I didn’t sleep. Dingo may still officially be in the tropics, but the ventilation in the dorms was a bit too good for my liking and no duvets were provided. Not having brought a sleeping bag, I froze in my bunk.
By the morning I was stiff and hungry – not a very good start to my birthday, but Dingo didn’t disappoint as far as breakfast was concerned. Rumours were flying around thick and fast about who was going to be driving our bus now that Phil had been arrested for drug possession. Would the company let him carry on or would they have sent a replacement?
At 9am we discovered that the complaints to HQ had found their mark, and that Phil was no more. His replacement was a hippy type called Steve who clearly belonged in the sixties and couldn’t understand why free love and flares had gone out of fashion. His bus decorations clearly showed his experience though – where Phil had made a somewhat simplistic, albeit patriotic, statement with a single australian flag, Steve’s redecorating job had installed several hundred photos, a whip, flynet, lots of things that were basically furry dice with character, and an enormous CD/minidisc collection.
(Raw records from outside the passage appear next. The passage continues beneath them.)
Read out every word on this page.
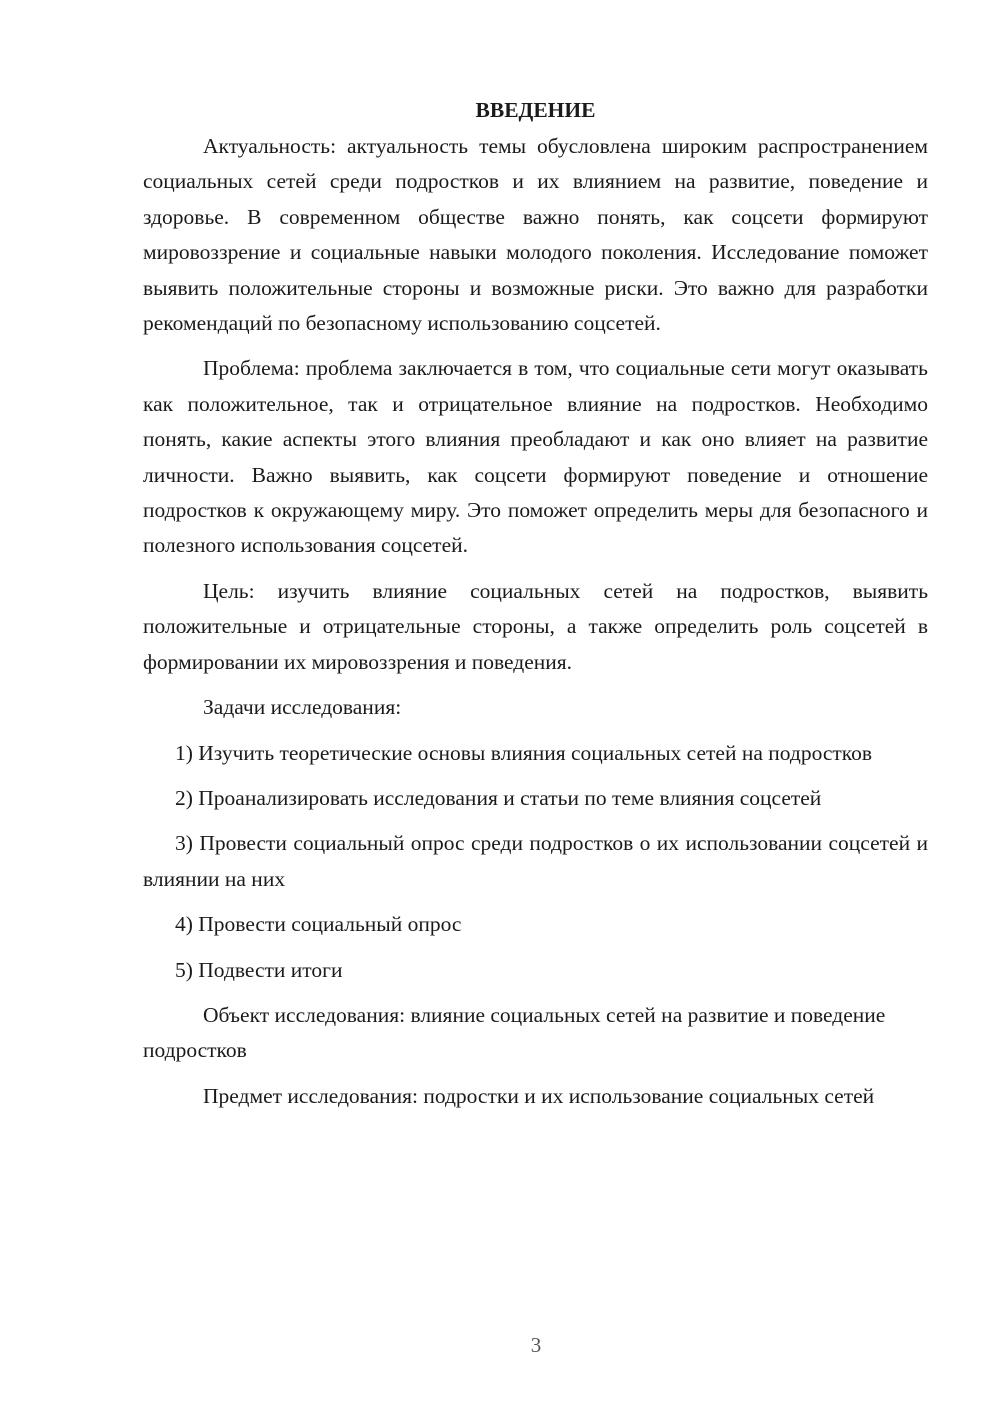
ВВЕДЕНИЕ

Актуальность: актуальность темы обусловлена широким распространением социальных сетей среди подростков и их влиянием на развитие, поведение и здоровье. В современном обществе важно понять, как соцсети формируют мировоззрение и социальные навыки молодого поколения. Исследование поможет выявить положительные стороны и возможные риски. Это важно для разработки рекомендаций по безопасному использованию соцсетей.

Проблема: проблема заключается в том, что социальные сети могут оказывать как положительное, так и отрицательное влияние на подростков. Необходимо понять, какие аспекты этого влияния преобладают и как оно влияет на развитие личности. Важно выявить, как соцсети формируют поведение и отношение подростков к окружающему миру. Это поможет определить меры для безопасного и полезного использования соцсетей.

Цель: изучить влияние социальных сетей на подростков, выявить положительные и отрицательные стороны, а также определить роль соцсетей в формировании их мировоззрения и поведения.

Задачи исследования:

1) Изучить теоретические основы влияния социальных сетей на подростков

2) Проанализировать исследования и статьи по теме влияния соцсетей

3) Провести социальный опрос среди подростков о их использовании соцсетей и влиянии на них

4) Провести социальный опрос

5) Подвести итоги

Объект исследования: влияние социальных сетей на развитие и поведение подростков

Предмет исследования: подростки и их использование социальных сетей

3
The trip to Bargara was largely uneventful, except for spotting a trailer parked on the side of the highway that was used for transporting extremely heavy objects like turbines around. This would have been pretty uninteresting except that the thing had over five HUNDRED wheels. Steve (the new bus driver) knew it was coming up and asked everybody to guess. I think the highest number was around 50. I thought it was a trick question and said zero. I imagined large amounts of freight being sledded across the outback. No, that was a bit silly, actually.
When we arrived at Bargara, Steve told us that we would be in the lap of luxury this evening – the hostel was one of the nicest in the country. He certainly wasn’t exaggerating. The place was a sort of village, with a river running though the centre, and very modern accommodations that were spread out into lots of individual houses. Each one slept about 7, and had a lounge area with TV (sofas convert into beds) a double bedroom, a bathroom, small kitchen, and a loft area on a mezzanine floor with 4 single futons. David and I opted for futons while John decided to sleep in the lounge. We would be sharing with two other groups of two.
Having showered (plenty of hot water too), changed, and generally wallowed in the splendour of it all, we went to find the beach. It was getting dark, and a total lunar eclipse was promised for about 9:30pm. This area was much more suburban than Airlie Beach, so finding the shore was a little easier, and as it turned out, it was closer. The roads were still deserted, and as the time approached 9:30, we studiously ignored the sky so as to get the full impact of the eclipse when we got to the darkened beach. Walking on to the sand, I waited a few seconds for my night vision to improve, and then looked up at the sky. Any preconceptions I had about the effect of lunar eclipses were washed away in that instant as I gazed upwards and saw more stars than I thought could ever be seen at the same time. In London massive light pollution obscures the night sky and you would be lucky to pick out many of the brightest stars, but that couldn’t have made more stark a contrast to the display now hanging above our heads. Not only was the sky filled with the bright light of millions of stars, but also the planets, several of which were clearly visible, and even areas of shading that I guess may have been galaxies, or part of our own.
My digital camera was quite capable of capturing this scene, but would have required a very long exposure, and I did not have a tripod. This oversight probably cost me one of the finest pictures of the trip, but I don’t think I’ll be forgetting it in a hurry.
We slept comfortably in our luxury suite/house, for the following day we would be leaving at 9:30am, quite a lie-in by recent standards.